Chickpea cookies with no flour, no oil, no white sugar. These are just full of chickpeas. And they’re my very favorite healthy cookie so far!* I don’t know if they really classify as cookies so I’ll go with cookie dough bites.

And as a bonus, they’re grain-free, gluten-free, dairy-free and vegan. Just in case that matters to anyone out there! And if you’re worried about the chickpeas, don’t be. I don’t like chickpeas and won’t eat them but that didn’t prevent me from inhaling these.

* 2017 update: this post is 5 years old and I have a new favorite. :D You HAVE to try these paleo chocolate chip cookies if you haven’t already! There’s also a vegan option. And for hot summer days, these no-bake oatmeal cookies (naturally gluten-free + vegan) are my favorite!

pin graphic showing a peanut butter cookie dough bite on a wooden surface

WHAT’s TO LOVE
  • Nutrient-Rich Ingredients: Packed with protein and fiber from chickpeas and natural peanut butter, these bites are as nourishing as they are delicious.
  • Naturally Sweetened: Maple syrup or honey provides a subtle sweetness, eliminating the need for refined sugars.
  • Diet-Friendly: These bites are gluten-free, dairy-free, and grain-free, making them suitable for various dietary needs.
  • Kid-Approved: Their cookie-dough-like texture and chocolatey goodness make them a hit with both kids and adults.

 
One thing I’ve learned since starting this blog is that people really love closeups of melted stuff. So there you go. :)

These aren’t the most beautiful cookie dough bites, but fresh out of the oven, with all that gooey chocolate, I bet you can’t tell that these are made with chickpeas. Or are grain-free. But cold? Yuck. These need to be warm!

You can either freeze the balls and pop a few in the oven whenever it’s on, or simply put them in the microwave until they’re warm and gooey again.

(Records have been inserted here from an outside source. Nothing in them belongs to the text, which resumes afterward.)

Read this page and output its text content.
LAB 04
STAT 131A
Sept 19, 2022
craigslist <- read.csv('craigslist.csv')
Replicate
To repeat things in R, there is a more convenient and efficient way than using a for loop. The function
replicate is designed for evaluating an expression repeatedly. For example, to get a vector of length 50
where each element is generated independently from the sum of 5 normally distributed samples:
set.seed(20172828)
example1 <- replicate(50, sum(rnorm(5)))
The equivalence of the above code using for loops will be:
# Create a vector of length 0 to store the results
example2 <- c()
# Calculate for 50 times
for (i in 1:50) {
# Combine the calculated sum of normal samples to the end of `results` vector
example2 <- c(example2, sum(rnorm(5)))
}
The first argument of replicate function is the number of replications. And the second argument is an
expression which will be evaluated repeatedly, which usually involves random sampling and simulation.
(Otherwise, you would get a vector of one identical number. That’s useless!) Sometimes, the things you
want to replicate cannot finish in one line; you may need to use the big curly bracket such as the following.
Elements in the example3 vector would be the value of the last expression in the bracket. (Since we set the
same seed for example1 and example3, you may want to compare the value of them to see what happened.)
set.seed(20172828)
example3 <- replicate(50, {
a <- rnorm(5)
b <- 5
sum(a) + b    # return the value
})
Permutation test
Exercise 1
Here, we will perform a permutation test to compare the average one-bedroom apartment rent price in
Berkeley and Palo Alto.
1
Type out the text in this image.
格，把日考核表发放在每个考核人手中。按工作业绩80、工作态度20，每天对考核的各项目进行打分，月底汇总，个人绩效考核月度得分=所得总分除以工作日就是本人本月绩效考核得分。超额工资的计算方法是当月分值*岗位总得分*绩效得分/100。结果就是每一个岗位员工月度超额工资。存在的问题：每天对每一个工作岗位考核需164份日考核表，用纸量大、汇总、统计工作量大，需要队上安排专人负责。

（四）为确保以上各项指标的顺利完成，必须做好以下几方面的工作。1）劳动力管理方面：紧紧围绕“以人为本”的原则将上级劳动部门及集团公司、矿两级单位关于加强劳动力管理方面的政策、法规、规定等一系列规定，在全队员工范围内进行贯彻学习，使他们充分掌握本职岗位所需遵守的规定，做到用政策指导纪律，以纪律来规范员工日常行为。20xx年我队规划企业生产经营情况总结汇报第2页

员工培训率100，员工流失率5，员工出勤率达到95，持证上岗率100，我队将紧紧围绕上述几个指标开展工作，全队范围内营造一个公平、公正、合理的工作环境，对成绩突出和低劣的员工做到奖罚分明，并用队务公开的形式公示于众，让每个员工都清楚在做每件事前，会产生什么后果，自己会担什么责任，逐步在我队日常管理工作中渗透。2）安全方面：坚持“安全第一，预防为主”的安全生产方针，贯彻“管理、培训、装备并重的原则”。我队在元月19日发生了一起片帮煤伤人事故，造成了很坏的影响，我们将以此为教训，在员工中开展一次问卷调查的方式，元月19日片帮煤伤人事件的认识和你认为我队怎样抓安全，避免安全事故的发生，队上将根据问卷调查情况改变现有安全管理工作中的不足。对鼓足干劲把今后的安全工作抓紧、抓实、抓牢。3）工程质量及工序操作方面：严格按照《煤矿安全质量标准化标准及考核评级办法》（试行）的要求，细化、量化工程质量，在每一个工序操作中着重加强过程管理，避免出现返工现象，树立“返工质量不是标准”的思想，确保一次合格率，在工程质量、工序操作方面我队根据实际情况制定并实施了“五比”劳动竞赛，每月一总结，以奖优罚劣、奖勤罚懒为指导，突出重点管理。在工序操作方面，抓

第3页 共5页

By the way, if you’re a peanut butter lover like I am, you have to try these healthy peanut butter balls. They’re also gluten-free and vegan!

peanut butter chocolate chip cookies made with chickpeas piled on a white plate

Ingredients Notes

These are just notes on select ingredients. Please scroll below for the full recipe!

  • Chickpeas: Also known as garbanzo beans, chickpeas provide the creamy base for these bites. Use canned chickpeas for convenience, and make sure to rinse and drain them well to remove any briny flavor.

    Chickpea flour won’t work. I don’t think plain hummus will either. I haven’t tried anything other than chickpeas, but others have used butter beans, navy beans, red kidney beans, great northern beans, and lentils with success.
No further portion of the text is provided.